Final answer:
The correct behavior indicating understanding of the discharge teaching for transdermal nitroglycerin is that the client removes the old patch before applying a new one. Application should be to a clean, dry, and hairless area of the skin, typically on a daily basis.
Step-by-step explanation:
The client with coronary artery disease (CAD) has been prescribed transdermal nitroglycerin to help dilate coronary vessels and improve blood flow to the heart muscle. The correct behavior that indicates the client understands the discharge teaching concerning this medication is option b. The client removes the old patch before replacing the new. Transdermal nitroglycerin patches are applied to the skin to provide a consistent dose of medication over a specified period, typically 24 hours unless otherwise directed by a healthcare provider.

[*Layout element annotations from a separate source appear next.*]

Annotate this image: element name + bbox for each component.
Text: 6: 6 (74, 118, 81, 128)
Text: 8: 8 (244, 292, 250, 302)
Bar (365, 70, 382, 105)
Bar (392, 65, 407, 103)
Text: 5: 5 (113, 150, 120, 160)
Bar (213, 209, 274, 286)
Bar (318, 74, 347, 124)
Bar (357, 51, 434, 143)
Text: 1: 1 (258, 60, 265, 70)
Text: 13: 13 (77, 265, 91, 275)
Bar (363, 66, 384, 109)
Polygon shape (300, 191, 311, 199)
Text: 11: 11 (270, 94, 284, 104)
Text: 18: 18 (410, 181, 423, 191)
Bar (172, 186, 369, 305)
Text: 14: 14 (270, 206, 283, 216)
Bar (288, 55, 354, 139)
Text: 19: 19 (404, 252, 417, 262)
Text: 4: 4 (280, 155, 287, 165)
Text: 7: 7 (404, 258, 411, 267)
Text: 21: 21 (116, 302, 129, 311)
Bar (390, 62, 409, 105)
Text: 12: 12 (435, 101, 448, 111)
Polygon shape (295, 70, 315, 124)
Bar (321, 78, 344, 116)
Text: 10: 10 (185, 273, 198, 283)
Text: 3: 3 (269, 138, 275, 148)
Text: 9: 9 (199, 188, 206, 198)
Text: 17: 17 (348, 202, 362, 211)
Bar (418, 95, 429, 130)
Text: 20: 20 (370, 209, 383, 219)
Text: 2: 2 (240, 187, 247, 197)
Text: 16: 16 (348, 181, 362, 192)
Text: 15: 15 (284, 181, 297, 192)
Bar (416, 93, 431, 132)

It is crucial to remove the old patch before applying a new one to prevent any potential side effects from overdosing and to ensure the new patch adheres correctly to the skin. The patches should also be applied to a clean, dry, and hairless area of skin to ensure proper absorption. It is not placed under the tongue since that is a method used for immediate relief of angina with sublingual tablets, not transdermal patches. Changing the patch every 36 hours would be incorrect unless specifically prescribed that way, as most patches are designed for daily application. Applying a patch to a hairy area would impair absorption and is also not advised.